What man creates with his hands, he should control with his head.

(Update: apparently that is a misquote; the actual quote is: ‘Whatever the mind of man creates, should be controlled by man’s character’.) The convergence of state authority, capitalism and IT (aka “surveillance capitalism” as coined by Shoshana Zuboff) is caused by a lack of data protection, transparency and weak democratic institutions. EPIC is concerned we are loosing control over the decision making systems because of this.

Mark believes an increase in transparency is helpful, but not in the way people typically understand this (as opening up the source, or making the decision making algorithms public; the latter is typically impossible with deep learning algorithms). Instead decision making systems should become transparent in the following two ways.

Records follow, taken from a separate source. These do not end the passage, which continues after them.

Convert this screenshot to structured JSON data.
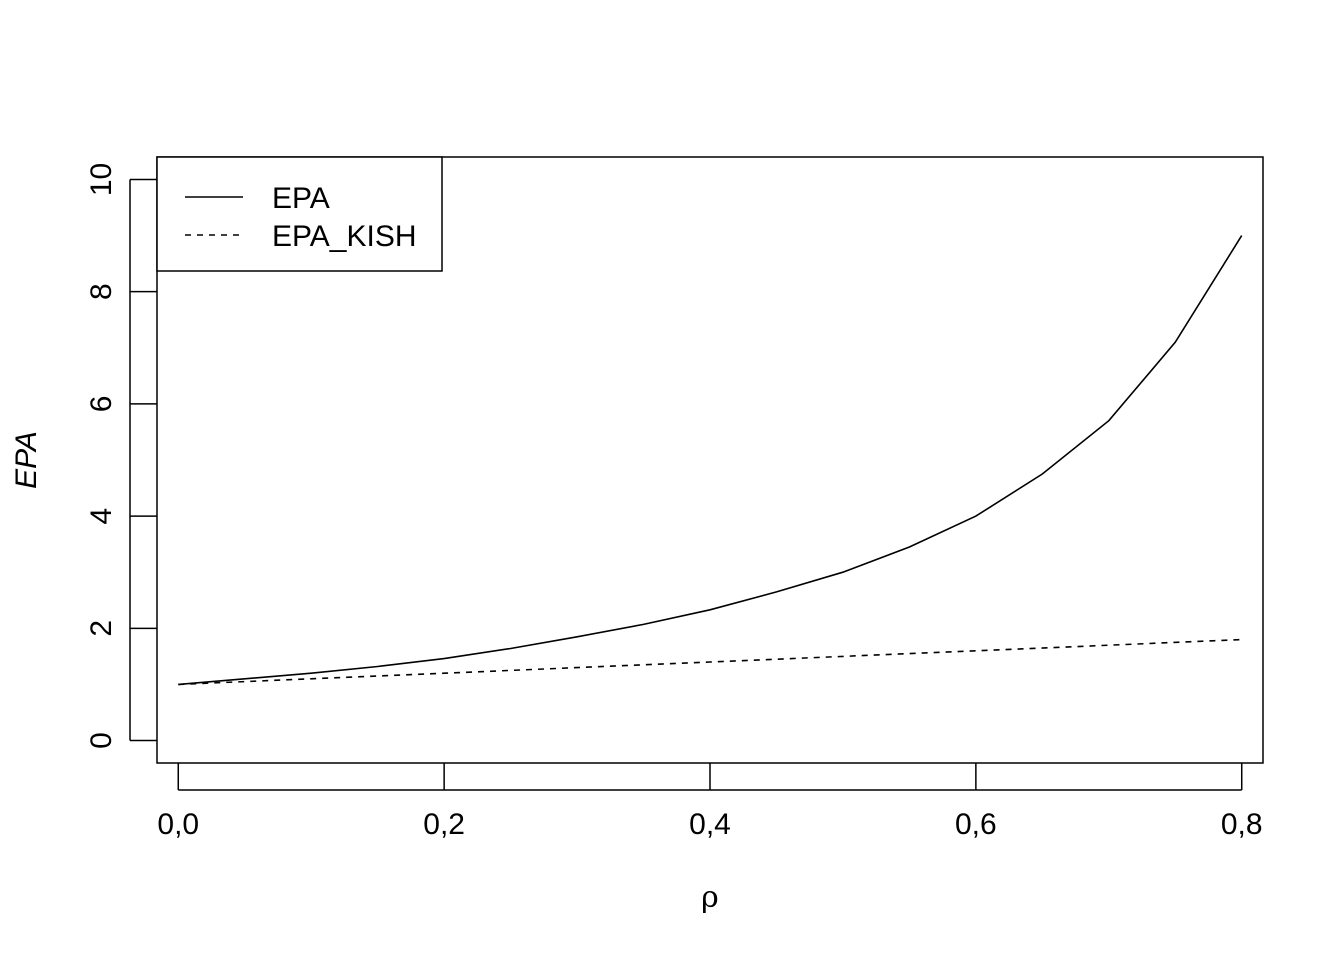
{
  "chart_data": {
    "type": "line",
    "xlabel": "ρ",
    "ylabel": "EPA",
    "xlim": [
      -0.016,
      0.816
    ],
    "ylim": [
      -0.4,
      10.4
    ],
    "x_ticks": [
      0.0,
      0.2,
      0.4,
      0.6,
      0.8
    ],
    "x_tick_labels": [
      "0,0",
      "0,2",
      "0,4",
      "0,6",
      "0,8"
    ],
    "y_ticks": [
      0,
      2,
      4,
      6,
      8,
      10
    ],
    "y_tick_labels": [
      "0",
      "2",
      "4",
      "6",
      "8",
      "10"
    ],
    "legend_position": "top-left",
    "grid": false,
    "series": [
      {
        "name": "EPA",
        "line_style": "solid",
        "x": [
          0.0,
          0.05,
          0.1,
          0.15,
          0.2,
          0.25,
          0.3,
          0.35,
          0.4,
          0.45,
          0.5,
          0.55,
          0.6,
          0.65,
          0.7,
          0.75,
          0.8
        ],
        "values": [
          1.0,
          1.1,
          1.2,
          1.32,
          1.46,
          1.64,
          1.85,
          2.07,
          2.33,
          2.65,
          3.0,
          3.45,
          4.0,
          4.75,
          5.7,
          7.1,
          9.0
        ]
      },
      {
        "name": "EPA_KISH",
        "line_style": "dashed",
        "x": [
          0.0,
          0.1,
          0.2,
          0.3,
          0.4,
          0.5,
          0.6,
          0.7,
          0.8
        ],
        "values": [
          1.0,
          1.1,
          1.2,
          1.3,
          1.4,
          1.5,
          1.6,
          1.7,
          1.8
        ]
      }
    ]
  }
}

  • Such systems should not only output the decision itself, but also an explanation of the decision (i.e what data it was based on, and which reasoning was used to arrive at the decision).
  • The decision making system should always identify itself to the person about which it is deciding. (This is often not the case.)

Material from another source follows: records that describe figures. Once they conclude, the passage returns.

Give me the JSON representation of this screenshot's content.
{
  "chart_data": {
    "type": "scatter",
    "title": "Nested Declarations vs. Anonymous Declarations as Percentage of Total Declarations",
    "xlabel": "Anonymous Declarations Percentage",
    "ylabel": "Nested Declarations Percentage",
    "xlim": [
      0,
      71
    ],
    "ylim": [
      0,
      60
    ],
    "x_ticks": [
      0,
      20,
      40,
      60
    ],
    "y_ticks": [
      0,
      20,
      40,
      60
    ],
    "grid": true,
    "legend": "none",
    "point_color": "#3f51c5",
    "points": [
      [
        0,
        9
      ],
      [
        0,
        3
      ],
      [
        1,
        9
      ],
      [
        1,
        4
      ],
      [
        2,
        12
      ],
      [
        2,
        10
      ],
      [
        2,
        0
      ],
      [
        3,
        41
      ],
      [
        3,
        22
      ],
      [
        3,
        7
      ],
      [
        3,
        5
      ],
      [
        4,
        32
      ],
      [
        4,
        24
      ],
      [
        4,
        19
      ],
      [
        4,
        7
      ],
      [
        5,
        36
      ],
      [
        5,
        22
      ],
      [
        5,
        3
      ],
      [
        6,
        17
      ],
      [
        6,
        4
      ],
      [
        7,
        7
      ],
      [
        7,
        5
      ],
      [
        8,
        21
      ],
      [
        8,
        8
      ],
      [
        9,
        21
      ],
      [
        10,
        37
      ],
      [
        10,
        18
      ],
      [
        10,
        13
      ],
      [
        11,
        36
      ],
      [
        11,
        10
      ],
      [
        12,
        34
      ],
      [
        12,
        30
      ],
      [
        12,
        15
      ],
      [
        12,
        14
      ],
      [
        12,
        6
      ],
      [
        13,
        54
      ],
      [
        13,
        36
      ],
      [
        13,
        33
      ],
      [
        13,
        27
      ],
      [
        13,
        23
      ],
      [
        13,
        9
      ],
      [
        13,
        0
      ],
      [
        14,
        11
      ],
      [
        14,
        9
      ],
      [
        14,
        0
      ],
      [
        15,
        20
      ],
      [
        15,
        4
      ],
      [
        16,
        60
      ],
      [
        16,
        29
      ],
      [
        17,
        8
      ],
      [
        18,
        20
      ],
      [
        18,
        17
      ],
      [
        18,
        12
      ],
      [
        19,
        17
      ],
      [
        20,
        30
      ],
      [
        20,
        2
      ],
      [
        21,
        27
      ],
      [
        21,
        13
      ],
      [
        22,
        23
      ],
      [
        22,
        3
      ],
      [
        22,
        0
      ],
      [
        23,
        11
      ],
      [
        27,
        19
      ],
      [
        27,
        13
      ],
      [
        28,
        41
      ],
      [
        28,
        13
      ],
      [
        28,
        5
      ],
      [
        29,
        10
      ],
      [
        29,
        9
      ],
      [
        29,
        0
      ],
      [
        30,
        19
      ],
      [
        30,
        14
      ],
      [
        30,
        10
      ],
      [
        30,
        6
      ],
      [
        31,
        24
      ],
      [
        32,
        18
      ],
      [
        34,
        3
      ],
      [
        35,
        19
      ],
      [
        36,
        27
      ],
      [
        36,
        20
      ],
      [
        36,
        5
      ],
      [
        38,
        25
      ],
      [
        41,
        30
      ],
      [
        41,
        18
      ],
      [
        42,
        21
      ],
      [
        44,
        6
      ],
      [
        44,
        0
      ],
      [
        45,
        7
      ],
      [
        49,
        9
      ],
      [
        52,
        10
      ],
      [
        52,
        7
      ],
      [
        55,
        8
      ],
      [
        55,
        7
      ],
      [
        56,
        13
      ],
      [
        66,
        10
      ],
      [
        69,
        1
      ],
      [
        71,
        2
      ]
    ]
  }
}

These two steps will go a long way making decision systems more auditable. This is important because really:

A system that is not auditable is a system you should not use.

This idea of “explainability” came up several times at CPDP. A recent paper by Sandra Wachter et. al. shows that a right to explanation of automated decision-making does not exist in the general data protection regulation. She explained that the GDPR does not demand a rationale for a decision to be given (at least not in the legally binding texts whereas it is mentioned in one of the recitals), and that the GDPR only gives a weak requirement to reveal how a system works. This right is often restricted to protect trade secrets.

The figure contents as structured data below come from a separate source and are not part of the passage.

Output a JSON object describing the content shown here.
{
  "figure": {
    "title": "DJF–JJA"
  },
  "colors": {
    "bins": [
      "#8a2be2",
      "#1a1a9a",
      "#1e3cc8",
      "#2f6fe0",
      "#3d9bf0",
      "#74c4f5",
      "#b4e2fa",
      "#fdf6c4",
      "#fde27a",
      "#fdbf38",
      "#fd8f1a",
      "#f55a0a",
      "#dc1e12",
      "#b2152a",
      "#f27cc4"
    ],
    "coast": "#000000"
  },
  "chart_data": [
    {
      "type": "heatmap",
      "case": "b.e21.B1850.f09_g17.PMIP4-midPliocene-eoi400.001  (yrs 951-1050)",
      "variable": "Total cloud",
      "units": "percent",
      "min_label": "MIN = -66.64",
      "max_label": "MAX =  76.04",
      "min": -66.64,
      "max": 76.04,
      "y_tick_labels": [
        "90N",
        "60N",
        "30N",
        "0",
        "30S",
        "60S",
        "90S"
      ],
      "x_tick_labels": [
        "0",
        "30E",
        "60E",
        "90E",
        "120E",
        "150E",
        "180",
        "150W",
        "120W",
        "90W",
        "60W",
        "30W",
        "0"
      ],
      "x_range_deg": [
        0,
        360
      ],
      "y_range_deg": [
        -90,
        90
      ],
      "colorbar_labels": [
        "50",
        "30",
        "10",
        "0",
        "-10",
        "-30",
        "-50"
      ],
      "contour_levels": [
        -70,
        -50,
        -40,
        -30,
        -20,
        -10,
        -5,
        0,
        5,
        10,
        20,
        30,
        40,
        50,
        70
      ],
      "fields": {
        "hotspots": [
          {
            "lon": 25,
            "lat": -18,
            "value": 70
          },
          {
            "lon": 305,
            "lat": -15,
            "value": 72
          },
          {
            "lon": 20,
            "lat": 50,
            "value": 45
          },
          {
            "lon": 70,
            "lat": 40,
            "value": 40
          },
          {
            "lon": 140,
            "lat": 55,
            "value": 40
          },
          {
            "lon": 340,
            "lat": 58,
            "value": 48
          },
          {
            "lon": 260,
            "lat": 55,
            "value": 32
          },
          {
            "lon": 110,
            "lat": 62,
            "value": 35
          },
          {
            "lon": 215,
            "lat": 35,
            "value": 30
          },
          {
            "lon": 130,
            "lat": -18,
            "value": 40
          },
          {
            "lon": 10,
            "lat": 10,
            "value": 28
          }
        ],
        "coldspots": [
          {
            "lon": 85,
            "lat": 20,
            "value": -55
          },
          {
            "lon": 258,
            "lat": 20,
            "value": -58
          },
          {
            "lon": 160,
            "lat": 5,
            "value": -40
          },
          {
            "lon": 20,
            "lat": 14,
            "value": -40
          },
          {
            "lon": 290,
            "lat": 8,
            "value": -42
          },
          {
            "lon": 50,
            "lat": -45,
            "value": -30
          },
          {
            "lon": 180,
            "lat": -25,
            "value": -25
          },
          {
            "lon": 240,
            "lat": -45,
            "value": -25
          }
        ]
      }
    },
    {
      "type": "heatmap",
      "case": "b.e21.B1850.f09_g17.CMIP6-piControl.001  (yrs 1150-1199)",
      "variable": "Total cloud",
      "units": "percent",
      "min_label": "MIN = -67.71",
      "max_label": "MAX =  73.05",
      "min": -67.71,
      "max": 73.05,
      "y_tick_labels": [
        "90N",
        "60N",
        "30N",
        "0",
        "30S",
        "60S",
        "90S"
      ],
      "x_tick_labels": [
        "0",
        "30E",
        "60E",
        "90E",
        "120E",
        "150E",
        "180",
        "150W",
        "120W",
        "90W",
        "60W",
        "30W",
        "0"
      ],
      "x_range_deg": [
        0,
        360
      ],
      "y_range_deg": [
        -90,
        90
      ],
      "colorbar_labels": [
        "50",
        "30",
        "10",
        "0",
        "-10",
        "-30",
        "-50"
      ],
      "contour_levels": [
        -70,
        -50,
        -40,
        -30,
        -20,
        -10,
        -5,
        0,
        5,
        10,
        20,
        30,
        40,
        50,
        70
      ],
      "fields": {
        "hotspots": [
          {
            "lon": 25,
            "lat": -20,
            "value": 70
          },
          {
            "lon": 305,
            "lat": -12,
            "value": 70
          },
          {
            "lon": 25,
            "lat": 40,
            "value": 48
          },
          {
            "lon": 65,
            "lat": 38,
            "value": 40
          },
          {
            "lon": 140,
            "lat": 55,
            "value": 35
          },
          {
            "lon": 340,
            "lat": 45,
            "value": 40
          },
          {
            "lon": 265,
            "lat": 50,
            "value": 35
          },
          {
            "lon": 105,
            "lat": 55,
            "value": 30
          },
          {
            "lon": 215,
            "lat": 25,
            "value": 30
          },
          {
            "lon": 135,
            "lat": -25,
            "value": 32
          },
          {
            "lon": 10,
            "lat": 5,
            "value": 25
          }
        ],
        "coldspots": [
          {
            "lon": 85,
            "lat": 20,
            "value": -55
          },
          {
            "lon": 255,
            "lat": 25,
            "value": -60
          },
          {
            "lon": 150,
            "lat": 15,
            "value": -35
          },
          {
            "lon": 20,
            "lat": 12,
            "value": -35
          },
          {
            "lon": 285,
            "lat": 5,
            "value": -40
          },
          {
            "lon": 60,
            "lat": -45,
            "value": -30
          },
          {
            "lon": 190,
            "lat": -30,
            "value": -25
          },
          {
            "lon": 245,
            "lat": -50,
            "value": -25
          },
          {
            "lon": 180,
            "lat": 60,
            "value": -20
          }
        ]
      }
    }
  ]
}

Joris van Hoboken reminded us that the issue of algorithmic transparency is nothing new and has been discussed in different guises over the last decades. Ever since algorithms started ranking and indexing the web, these algorithms were effectively mediating access to information (cf. the filtering debate), and have been legally scrutinized, for example with the famous case against Google in Spain regarding the right to be forgotten. He also stressed that the discussion should be broadened beyond technological issues (they should neither be the focus of regulation nor the sole source of possible solutions or interventions). Joris wondered, for example, whether it would be possible to develop “evidence standards” and noted that open source approaches have not found their way in cloud, (web) services and even mobile app contexts.

Krishna Gummadi talked about “algocracy” and the perceived risk of a black box society when using data driven algorithms, which he defined as self-learning algorithms that adapt when fed with data on previous decisions in the problem space.

(Someone I spoke with wondered what would happen if such self-learning algorithms would be fed data related to decisions they themselves made earlier, thus creating a feedback loop. Both our intuitions flagged this is potentially problematic, but we would both be interested in research addressing this issue more thoroughly.)

Gummadi provided some technical arguments why such data-driven algorithms can actually be more transparent than humans in two ways. (And he stressed that humans often make very biased decisions (and are often not able to reliably ‘explain’ their decisions), and are also hard to de-bias.)

  • Data mining algorithms can be used to detect changes in decision making processes, and be used (for example) to detect discrimination.
  • Well designed algorithms can be fair; however it is important to realise that there are many notions of fairness, and that a thorough mathematical formalisation of these notions showed that some notions of fairness are incompatible: they cannot be achieved both at once.

Gummadi gave the example of COMPASS, a tool to predict the probability of recidivism used in US courts. The tool was deemed fair by its manufacturer (Northpointe) according to one metric, but found unfair in a later study by ProPublica according to another metric.

Especially this latter point I found very interesting, revealing that in the end the decision which notion of fairness to implement is highly political, especially if the decision making system is applied in societally sensitive contexts. Society needs to be made aware of this more.